Menurut doktor psikologi Sukiat, baik istri maupun suami harus mengemukakan alasan yang tepat bila timbul perbedaan selera ini. "Tapi masing-masing juga harus mau memahami alasan yang dikemukakan pihak lain. Jadi, diskusikanlah," katanya. Misalnya, istri lebih suka berhubungan pada malam hari, sementara di saat yang sama suami baru saja pulang dari kantor. "Nah, bagaimana mau berhubungan intim jika badan sudah loyo?" ujarnya.

Apalagi, lanjut Sukiat, hubungan seksual bukanlah hubungan badaniah semata, tapi juga mempunyai fungsi. Yakni, untuk mencurahkan kasih sayang pada pasangan, relaksasi, dan rekreasi. Nah, dalam fungsi rekreasi, terang psikolog dari Lembaga Psikologi Terapan UI ini, "Harus ada usaha bersama dari pasangan untuk mencapai kesenangan bersama. Jika salah satu tak ada usaha, namanya bukan hubungan suami-istri, melainkan nafsu semata!"

Selain itu, tambah Sukiat, pasutri perlu memahami arti kepuasan, yang berbeda antara pria dan wanita. "Suami baru merasa puas jika ia berejakulasi," ujarnya. Selain ada faktor lain yang bisa menambah kepuasan suami, misalnya jika istri juga merasakan rangsangan.

Sementara bagi wanita, kepuasan yang nomor satu adalah jika ia bisa memuaskan suami. "Orgasme bagi wanita itu nomor dua!" tukas Sukiat. Bahkan, lanjutnya, wanita rela melakukan berbagai cara agar suaminya puas. "Kebahagiaan yang tertinggi bagi wanita ialah jika ia dipeluk dan dicium," lanjut dosen Fakultas Psikologi UI ini.

Karena itu, anjur Sukiat, segeralah dikomunikasikan bila timbul perbedaan selera ini. Pasutri juga sebaiknya saling bertoleransi. "Apa salahnya jika istri ingin berhubungan intim dalam keadaan gelap, kamarnya digelapin," ujarnya.

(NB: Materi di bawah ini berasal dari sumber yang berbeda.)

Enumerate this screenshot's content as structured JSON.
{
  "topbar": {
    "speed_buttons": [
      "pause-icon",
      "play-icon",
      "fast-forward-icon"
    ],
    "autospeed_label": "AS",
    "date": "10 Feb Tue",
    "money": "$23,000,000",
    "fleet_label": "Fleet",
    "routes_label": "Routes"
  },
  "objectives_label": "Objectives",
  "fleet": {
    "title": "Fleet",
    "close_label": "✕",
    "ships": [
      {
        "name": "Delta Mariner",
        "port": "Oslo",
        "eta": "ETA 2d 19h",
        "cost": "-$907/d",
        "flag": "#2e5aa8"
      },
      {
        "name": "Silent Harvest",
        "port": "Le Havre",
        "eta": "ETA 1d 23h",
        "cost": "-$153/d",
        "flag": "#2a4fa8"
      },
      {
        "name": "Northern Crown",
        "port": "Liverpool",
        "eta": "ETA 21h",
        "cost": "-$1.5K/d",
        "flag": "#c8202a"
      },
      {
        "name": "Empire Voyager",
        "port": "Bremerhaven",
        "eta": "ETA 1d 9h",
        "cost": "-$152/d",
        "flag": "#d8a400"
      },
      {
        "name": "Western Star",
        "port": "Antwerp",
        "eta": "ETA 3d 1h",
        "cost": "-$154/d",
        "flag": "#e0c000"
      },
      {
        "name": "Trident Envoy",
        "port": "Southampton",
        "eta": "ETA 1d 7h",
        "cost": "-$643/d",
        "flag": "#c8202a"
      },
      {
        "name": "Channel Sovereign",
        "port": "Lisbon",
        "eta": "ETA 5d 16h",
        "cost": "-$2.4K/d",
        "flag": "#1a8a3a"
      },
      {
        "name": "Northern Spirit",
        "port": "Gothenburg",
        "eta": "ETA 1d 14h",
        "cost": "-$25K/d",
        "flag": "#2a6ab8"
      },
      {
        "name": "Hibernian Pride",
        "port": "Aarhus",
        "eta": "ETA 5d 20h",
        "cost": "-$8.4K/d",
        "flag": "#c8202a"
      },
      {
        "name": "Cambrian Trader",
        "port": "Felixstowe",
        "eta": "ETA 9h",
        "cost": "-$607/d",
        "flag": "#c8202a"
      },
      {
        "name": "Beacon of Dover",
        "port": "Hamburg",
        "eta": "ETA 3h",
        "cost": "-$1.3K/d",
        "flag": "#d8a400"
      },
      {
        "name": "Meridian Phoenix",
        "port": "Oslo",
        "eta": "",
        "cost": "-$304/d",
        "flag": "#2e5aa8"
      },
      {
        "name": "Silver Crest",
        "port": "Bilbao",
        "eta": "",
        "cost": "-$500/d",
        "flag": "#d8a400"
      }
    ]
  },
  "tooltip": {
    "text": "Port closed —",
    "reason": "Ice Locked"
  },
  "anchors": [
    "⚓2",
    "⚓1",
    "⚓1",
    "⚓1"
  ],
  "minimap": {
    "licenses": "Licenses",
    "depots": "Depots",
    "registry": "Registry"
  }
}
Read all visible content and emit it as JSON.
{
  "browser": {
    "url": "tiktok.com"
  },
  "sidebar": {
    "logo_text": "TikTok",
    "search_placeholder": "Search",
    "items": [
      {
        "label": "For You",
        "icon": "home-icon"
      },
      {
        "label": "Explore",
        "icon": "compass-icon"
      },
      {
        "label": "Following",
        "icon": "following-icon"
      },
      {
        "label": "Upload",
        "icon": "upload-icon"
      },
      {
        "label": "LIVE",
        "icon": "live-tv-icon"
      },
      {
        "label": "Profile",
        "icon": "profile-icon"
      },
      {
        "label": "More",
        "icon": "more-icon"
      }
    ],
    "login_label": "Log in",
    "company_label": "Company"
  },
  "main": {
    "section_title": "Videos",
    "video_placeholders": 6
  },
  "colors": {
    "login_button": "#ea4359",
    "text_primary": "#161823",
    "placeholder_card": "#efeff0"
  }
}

Harus diingat, kata Sukiat, pasutri akan bahagia jika mereka bisa menyenangkan pasangannya. Nah, dengan memenuhi keinginan pasangan berhubungan dalam gelap, misalnya, sesungguhnya itu suatu kebahagiaan dan kenikmatan tersendiri bagi pasangan. Apalagi, sambung Sukiat, "Jika itu dilakukan dengan tulus. Sehingga akhirnya, suami atau istri akan selalu siap tempur di mana saja, kapan saja, dalam cuaca gelap maupun terang."